Second – the ratio of these two elements in cells changes with age, and at the same time the risk of cancer increases.
Third, diseases in which potassium concentrations increase (Parkinson’s and Addison’s diseases) are associated with a significant reduction in cancer.
And fourth – those diseases in which potassium levels decrease (obesity, stress, alcoholism) have a significantly increased cancer risk.
These are, of course, only theoretical assumptions. Seemingly everything agrees, but in science more than once and more than twice it has been the case that reality does not meet expectations. To be sure, it would be necessary to conduct several double-trial studies – initially on rats, then on humans. Unfortunately, the above list of premises did not prove sufficient for someone to conduct such a study. You can’t patent potassium.

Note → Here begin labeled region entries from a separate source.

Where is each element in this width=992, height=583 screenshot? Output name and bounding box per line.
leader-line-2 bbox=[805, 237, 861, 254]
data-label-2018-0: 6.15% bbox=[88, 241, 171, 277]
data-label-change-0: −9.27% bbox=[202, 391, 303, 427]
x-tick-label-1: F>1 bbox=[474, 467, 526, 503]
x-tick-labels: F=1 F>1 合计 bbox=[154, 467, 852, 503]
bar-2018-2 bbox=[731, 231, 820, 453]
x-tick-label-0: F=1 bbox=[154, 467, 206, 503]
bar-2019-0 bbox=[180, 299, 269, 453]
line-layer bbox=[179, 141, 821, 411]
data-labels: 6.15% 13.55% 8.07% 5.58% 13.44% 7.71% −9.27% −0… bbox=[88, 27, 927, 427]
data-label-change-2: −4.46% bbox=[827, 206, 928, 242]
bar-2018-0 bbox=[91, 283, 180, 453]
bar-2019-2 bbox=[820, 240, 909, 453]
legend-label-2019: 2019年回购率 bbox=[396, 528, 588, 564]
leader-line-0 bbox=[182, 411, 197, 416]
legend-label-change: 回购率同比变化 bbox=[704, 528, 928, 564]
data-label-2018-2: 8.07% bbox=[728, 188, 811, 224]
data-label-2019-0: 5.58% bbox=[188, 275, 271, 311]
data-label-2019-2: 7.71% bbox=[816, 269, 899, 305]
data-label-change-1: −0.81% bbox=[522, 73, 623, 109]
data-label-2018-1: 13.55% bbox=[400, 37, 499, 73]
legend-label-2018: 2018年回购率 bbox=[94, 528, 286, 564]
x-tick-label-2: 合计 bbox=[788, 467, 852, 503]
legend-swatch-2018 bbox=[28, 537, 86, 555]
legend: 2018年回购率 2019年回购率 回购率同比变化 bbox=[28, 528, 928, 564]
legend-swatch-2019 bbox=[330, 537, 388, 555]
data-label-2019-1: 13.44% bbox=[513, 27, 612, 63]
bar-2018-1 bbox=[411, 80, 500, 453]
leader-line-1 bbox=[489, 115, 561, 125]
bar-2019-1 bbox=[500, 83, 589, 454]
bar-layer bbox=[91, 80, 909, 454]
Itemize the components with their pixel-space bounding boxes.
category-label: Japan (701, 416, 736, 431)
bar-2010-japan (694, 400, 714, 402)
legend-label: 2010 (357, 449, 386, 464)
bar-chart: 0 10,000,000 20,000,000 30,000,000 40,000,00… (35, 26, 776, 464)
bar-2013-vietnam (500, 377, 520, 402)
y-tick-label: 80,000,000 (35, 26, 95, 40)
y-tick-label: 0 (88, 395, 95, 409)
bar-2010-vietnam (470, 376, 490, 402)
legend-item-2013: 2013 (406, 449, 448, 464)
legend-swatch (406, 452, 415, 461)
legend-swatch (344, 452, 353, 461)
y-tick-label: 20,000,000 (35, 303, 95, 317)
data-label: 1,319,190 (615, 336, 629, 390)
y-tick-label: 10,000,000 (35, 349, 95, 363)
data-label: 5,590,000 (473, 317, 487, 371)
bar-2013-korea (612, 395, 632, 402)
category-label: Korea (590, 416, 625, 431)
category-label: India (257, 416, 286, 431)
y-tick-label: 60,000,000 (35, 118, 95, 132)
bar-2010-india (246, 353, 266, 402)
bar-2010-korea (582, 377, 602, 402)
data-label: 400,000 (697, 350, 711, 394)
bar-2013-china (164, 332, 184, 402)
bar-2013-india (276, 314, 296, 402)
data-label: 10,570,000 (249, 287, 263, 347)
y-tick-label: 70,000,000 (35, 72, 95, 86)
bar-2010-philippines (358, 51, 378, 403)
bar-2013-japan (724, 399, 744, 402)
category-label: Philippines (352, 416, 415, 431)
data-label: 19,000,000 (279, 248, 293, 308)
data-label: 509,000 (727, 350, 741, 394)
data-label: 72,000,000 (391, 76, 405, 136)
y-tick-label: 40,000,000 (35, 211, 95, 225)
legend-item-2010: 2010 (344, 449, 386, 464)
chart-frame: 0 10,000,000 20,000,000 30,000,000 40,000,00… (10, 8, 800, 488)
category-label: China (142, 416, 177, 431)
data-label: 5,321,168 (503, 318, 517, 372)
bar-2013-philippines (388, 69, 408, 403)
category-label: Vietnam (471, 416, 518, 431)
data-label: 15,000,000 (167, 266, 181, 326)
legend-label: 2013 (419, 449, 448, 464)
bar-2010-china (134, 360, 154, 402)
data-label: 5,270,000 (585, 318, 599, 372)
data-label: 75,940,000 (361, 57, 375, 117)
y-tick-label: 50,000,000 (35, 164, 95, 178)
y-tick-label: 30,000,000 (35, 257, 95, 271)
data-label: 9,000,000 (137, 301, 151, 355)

So we are left guessing and taking risks. On the one hand, there is the risk that if we take an unproven supplement, it will do nothing for us and we will lose money. On the other hand (and this is what the so-called rationalists are unable to see) we have a much bigger thing – if the theory turns out to be correct, not taking that supplement will cost us our lives.
Given that statistically we have far too high an intake of sodium and far too low an intake of potassium, anyone eating a “normal” diet should be taking supplements if only to fit within the official recommendation.
In theory, a blood test should tell us whether we’re deficient in potassium, but in practice it will only tell us whether our body can regulate the level of potassium in the blood. Both with a large dietary deficiency and excess the results of laboratory tests will be identical, unless we lead to a really crisis situation.
Because of the need for high doses, I would suggest buying any of the salts by weight – chlorides, citrates or aspartates are used in medicine. Here an interesting fact – potassium chloride can be mixed with ordinary salt, they have a very similar taste. Thanks to this we will simultaneously supplement what we lack and limit the intake of sodium.
Tablets are a bit pointless – for example, in my country the popular aspartate contains only 100 mg of ions in one tablet, to get 100% of the daily requirement you need to swallow … forty of them. Doctors used to force patients to take something that contained 50 mg and told them to take 2 tablets a day. For five days such a patient replenished it as much as he would have after eating one banana.
For people who are ready to change their diet a bit – bananas, oranges or tomatoes are very rich sources, for example one banana contains up to 500 mg of potassium. Tomato juices are very nice, except that salt is usually added to them.
The recommended intake is about 4000 mg of ions per day, on average we consume 2000 mg so supplementation with 2000 mg will only provide us with the required amount – supplementation of a possible deficiency requires higher doses. Single very large amounts can be quite dangerous to health or even deadly – as with anything, drinking several liters of water at once can also kill.
People suffering from disorders of this element (kidney disease, hormonal disorders) should consult a doctor about supplementation.